5. Conclusions and Policy Implications
The main objective of the present study is to examine the decoupling effect of economic growth on GHG emissions in the context of Tunisia between 1980 and 2018. Our contribution to the literature is to use the decomposition methods Tapio [
42] decoupling model and extended STIRPAT model and Auto-Regressive Distributed Lag (ARDL) bounds test approach. Also, we incorporate the energy consumption, urbanization, innovation, and trade openness as interesting variables to study their relationship with per capita GHG emissions, and to verify the EKC hypothesis. The empirical findings provided evidence of the decoupling effect of economic growth on GHG emissions, on the one hand, and support the existence of the EKC hypothesis for GHG emissions on the other.
The decoupling analyses of economic growth on GHG emissions indicate that there are distinctive differences over the period 1990–2018. Between 2001 and 2009, Tunisian’s economic growth had been weakly decoupled from GHG emissions. For the years 1991, 1993, 1995, 2010, 2011, 2014, 2015, and 2017, Tunisia demonstrated expansive negative decoupling. Between 1998 and 2000 an expansive coupling occurred. For the periods 1990, 2013 and 2016, a strong decoupling was found.
After analyzing the decoupling elements, we found that urbanization, innovation, and non-renewable energies consumption effects was mostly responsible for the increase in GHG emissions. Also, our empirical results reveal that innovation contributes to the increase in GHG emissions in Tunisia, which seems to contradict theoretical predictions which consider innovation as one of the main channels for reducing greenhouse gas emissions. Such a result may provide proof that the Tunisian economy remains highly a consumer and still very little producer of technological innovations, particularly in the energy efficiency field. Public policies should balance technology-push, via subsidizing research and development and technology dissemination actions, and demand-pull policies for fostering innovations and accelerating their diffusion, through standards, taxes and cap-and-trade systems. Policy mixes may be more efficient than isolated measures. Hence, to strengthen the development of a low-GHG economy, Tunisia needs to rethink the urbanization structure and the energy management programs. Tunisia’s objective is to reach 30% of global electricity production from renewable energies by 2030. By having significant potential in wind and solar power, Tunisia has put in place a new regulatory framework through the promulgation of Law 2015–12 and its implementing government decree n° 2016–1123 of 24 August 2016 relating to the production of electricity from renewable energies. However, this sector faces several difficulties, and the installed energy capacity did not exceed 3% in 2019.

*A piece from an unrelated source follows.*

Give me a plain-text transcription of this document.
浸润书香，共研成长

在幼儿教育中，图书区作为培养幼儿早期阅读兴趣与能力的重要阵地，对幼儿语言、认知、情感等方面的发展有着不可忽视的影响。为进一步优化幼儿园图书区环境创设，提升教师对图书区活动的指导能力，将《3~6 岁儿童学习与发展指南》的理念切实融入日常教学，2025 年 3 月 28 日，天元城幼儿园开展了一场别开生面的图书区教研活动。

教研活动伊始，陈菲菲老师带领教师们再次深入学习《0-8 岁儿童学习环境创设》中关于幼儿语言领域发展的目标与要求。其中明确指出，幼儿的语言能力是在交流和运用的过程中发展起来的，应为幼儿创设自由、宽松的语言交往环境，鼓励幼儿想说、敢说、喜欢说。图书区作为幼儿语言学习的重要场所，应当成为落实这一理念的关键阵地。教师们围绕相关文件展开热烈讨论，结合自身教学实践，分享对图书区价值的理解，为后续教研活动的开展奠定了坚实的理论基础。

This work puts forward the following policy suggestions. Tunisia has relatively succeeded in establishing a legal regime favorable to the development of renewable energies. However, several obstacles hinder business owners from installing the equipment, real estate, and materials necessary to ensure the production of electricity from renewable energies. Indeed, the establishment of a project to build and operate an electricity production unit requires the intervention of several institutional and private actors. Entrepreneurs sometimes find it difficult to understand the authorization procedures for their projects. So, bureaucracy and the difficulty of accessing finance hamper the development of renewable energies. To remedy this shortcoming, the Tunisian Government must take certain measures: (1) involve private and civil society actors in carrying out any revision of the regulatory framework; (2) bring together the legal texts, application decrees and orders in a single collection to facilitate access and reading to potential investors; (3) clearly define responsibilities within institutions and strengthen human resources; and (4) involve local banks in the financing of renewable energies to promote investments in the field of renewable energies.